You’re not wrong, Ophelia. I saw the writing on the wall when I was in grad school in the 90s and made a quick lateral. I liked the academia of my youth, but not the academia I saw developing. My advisor told me to remember that it is Parsifal, the fool, who finally gets the grail. I was unsuited for playing the fool. I miss it, but more the academia of my memory and imagination than the academia of today. I don’t know if it will ever come back.
And if you haven’t read The Coddling… I do recommend it. My son and I both read it, and it is fundamentally correct.
Papito, I experienced the same thing, returning to college in the 90s. Several things were different, but the transformation wasn’t yet complete, at least not where I did my masters. They were still teaching the content they needed to teach, but I was seeing some signs of creeping coddling, such as “I’m not saying evolution is TRUE, but I do have to teach it to you.” Huh? I got better than that in my non-majors Bio in the 1970s.

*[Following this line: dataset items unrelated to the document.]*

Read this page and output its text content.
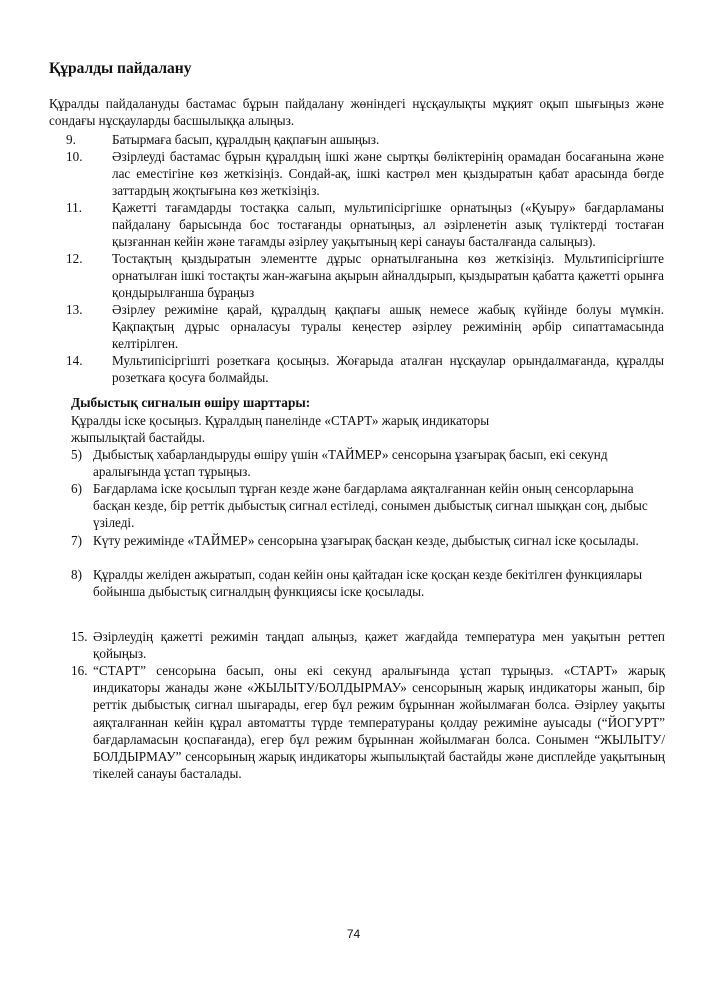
Құралды пайдалану

Құралды пайдалануды бастамас бұрын пайдалану жөніндегі нұсқаулықты мұқият оқып шығыңыз және сондағы нұсқауларды басшылыққа алыңыз.

9.	Батырмаға басып, құралдың қақпағын ашыңыз.
10. Әзірлеуді бастамас бұрын құралдың ішкі және сыртқы бөліктерінің орамадан босағанына және лас еместігіне көз жеткізіңіз. Сондай-ақ, ішкі кастрөл мен қыздыратын қабат арасында бөгде заттардың жоқтығына көз жеткізіңіз.
11. Қажетті тағамдарды тостақка салып, мультипісіргішке орнатыңыз («Қуыру» бағдарламаны пайдалану барысында бос тостағанды орнатыңыз, ал әзірленетін азық түліктерді тостаған қызғаннан кейін және тағамды әзірлеу уақытының кері санауы басталғанда салыңыз).
12. Тостақтың қыздыратын элементте дұрыс орнатылғанына көз жеткізіңіз. Мультипісіргіште орнатылған ішкі тостақты жан-жағына ақырын айналдырып, қыздыратын қабатта қажетті орынға қондырылғанша бұраңыз
13. Әзірлеу режиміне қарай, құралдың қақпағы ашық немесе жабық күйінде болуы мүмкін. Қақпақтың дұрыс орналасуы туралы кеңестер әзірлеу режимінің әрбір сипаттамасында келтірілген.
14. Мультипісіргішті розеткаға қосыңыз. Жоғарыда аталған нұсқаулар орындалмағанда, құралды розеткаға қосуға болмайды.
Дыбыстық сигналын өшіру шарттары:

Құралды іске қосыңыз. Құралдың панелінде «СТАРТ» жарық индикаторы

жыпылықтай бастайды.

5) Дыбыстық хабарландыруды өшіру үшін «ТАЙМЕР» сенсорына ұзағырақ басып, екі секунд аралығында ұстап тұрыңыз.
6) Бағдарлама іске қосылып тұрған кезде және бағдарлама аяқталғаннан кейін оның сенсорларына басқан кезде, бір реттік дыбыстық сигнал естіледі, сонымен дыбыстық сигнал шыққан соң, дыбыс үзіледі.
7) Күту режимінде «ТАЙМЕР» сенсорына ұзағырақ басқан кезде, дыбыстық сигнал іске қосылады.
8) Құралды желіден ажыратып, содан кейін оны қайтадан іске қосқан кезде бекітілген функциялары бойынша дыбыстық сигналдың функциясы іске қосылады.
15. Әзірлеудің қажетті режимін таңдап алыңыз, қажет жағдайда температура мен уақытын реттеп қойыңыз.
16. “СТАРТ” сенсорына басып, оны екі секунд аралығында ұстап тұрыңыз. «СТАРТ» жарық индикаторы жанады және «ЖЫЛЫТУ/БОЛДЫРМАУ» сенсорының жарық индикаторы жанып, бір реттік дыбыстық сигнал шығарады, егер бұл режим бұрыннан жойылмаған болса. Әзірлеу уақыты аяқталғаннан кейін құрал автоматты түрде температураны қолдау режиміне ауысады (“ЙОГУРТ” бағдарламасын қоспағанда), егер бұл режим бұрыннан жойылмаған болса. Сонымен “ЖЫЛЫТУ/БОЛДЫРМАУ” сенсорының жарық индикаторы жыпылықтай бастайды және дисплейде уақытының тікелей санауы басталады.
74
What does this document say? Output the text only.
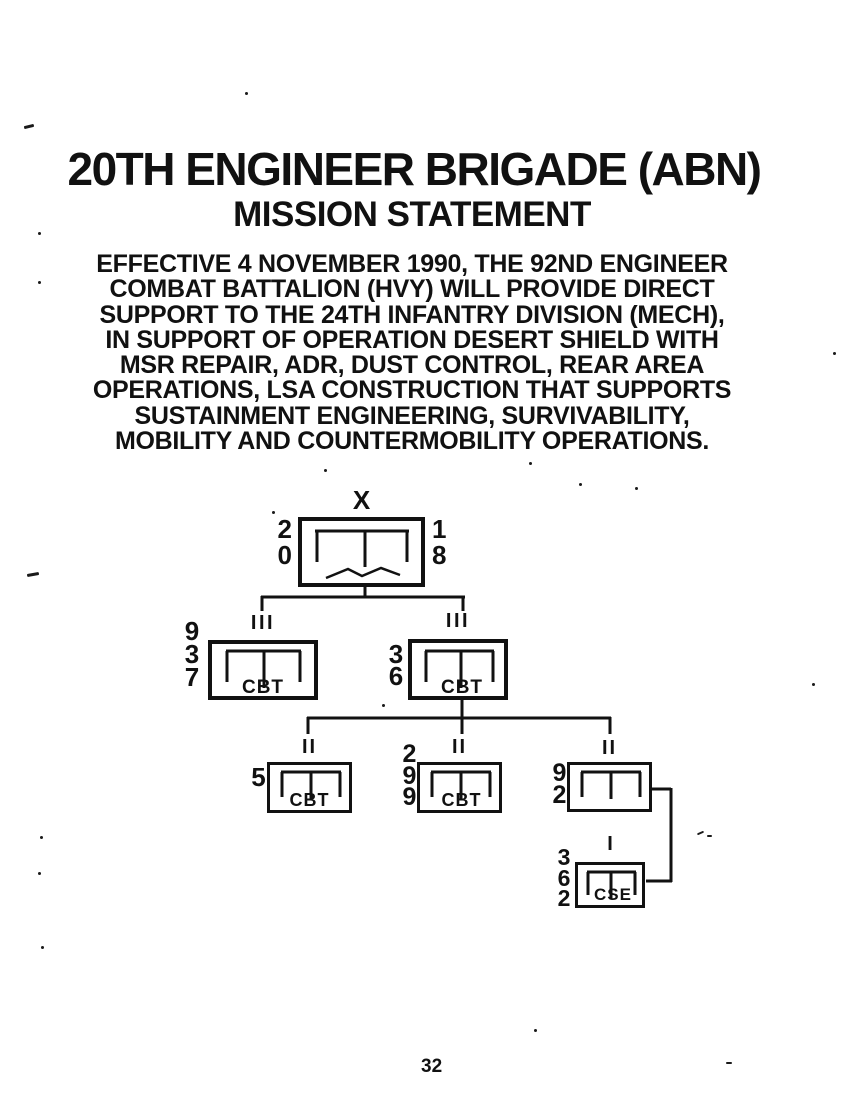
20TH ENGINEER BRIGADE (ABN)
MISSION STATEMENT
EFFECTIVE 4 NOVEMBER 1990, THE 92ND ENGINEER
COMBAT BATTALION (HVY) WILL PROVIDE DIRECT
SUPPORT TO THE 24TH INFANTRY DIVISION (MECH),
IN SUPPORT OF OPERATION DESERT SHIELD WITH
MSR REPAIR, ADR, DUST CONTROL, REAR AREA
OPERATIONS, LSA CONSTRUCTION THAT SUPPORTS
SUSTAINMENT ENGINEERING, SURVIVABILITY,
MOBILITY AND COUNTERMOBILITY OPERATIONS.
X
2
0
1
8
III
9
3
7	CBT
III
3
6	CBT
II
5
CBT
II
2
9
9	CBT
II
9
2
I
3
6
2	CSE
32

By the time I was teaching, it was full on coddling, and has continued to get worse. I was asked about a student by my Associate Dean. “He dropped the class”, says I. “Why did he drop the class?” says AD. “I don’t know” says I. “You must have failed to engage him”, says AD. “I couldn’t engage him”, says I. “He never showed up for class once.” I thought…checkmate. “You needed to give him a reason to want to come to class”, says AD.
We are now being told that students know not only themselves better than anyone else, but they know the best way to teach them (both statements are probably BS; the second one definitively is).
When I was in college the first time, there was no such thing as student evaluations. When I went back, I was told to rate my professor. These are used on our evaluations, though studies have suggested they are not a good measure of quality of teaching, and they are both racist and sexist. I have refused for the past three years to summarize my student evaluations on those grounds; no one has said a thing about it, that I have to (even though it is required), but my AD does summarize it himself. And the tendency I have noticed is that if there is even ONE negative comment, it will become prominent in your evaluation, even if it can be demonstrated not to be true.
We are also being told that we need to be available to our students 24/7. Sleeping? Why would we need sleep? If our students are up at 2:00 in the morning, and need our help, we need to be there for them RIGHT AWAY. I have not taken that drastic step; I tell my students if they email me after 11:00 p.m. (I am very giving here; they shouldn’t be able to expect anything that late), don’t expect an answer until the next day. Since going to a multifactorial authorization system, I rarely even check my email at home any more. It’s too big a hassle.
I have ordered the book. Haidt’s article is excellent. I do not understand the desire to avoid the rough and tumble of ordinary life, or the desire not to hear ideas you dislike or simply disagree with. I have learned a lot from reading thinkers with whom I disagree, or whose ideas I profoundly dislike, and working out why I disagree with them, as well as the points on which I agree with them.
I get a newsletter from the Chronicle of Higher Education, and the newsletter sometimes talks about changes in the mission of college. They have a new report out, Building Tomorrow’s Workforce, which sounds of interest but costs more than I’m willing to spend. It is intended to help colleges further transform into job education institutions.
While I was looking for that report, I found this article (requires signing up): The Day the Purpose of College Changed. The date was Febuary 28, 1967, and after that date the purpose of going to college was to get a job. That date was when newly-elected California Governor Ronald Reagan issued directives regarding the state university system, including that taxpayers shouldn’t be “subsidizing intellectual curiosity”.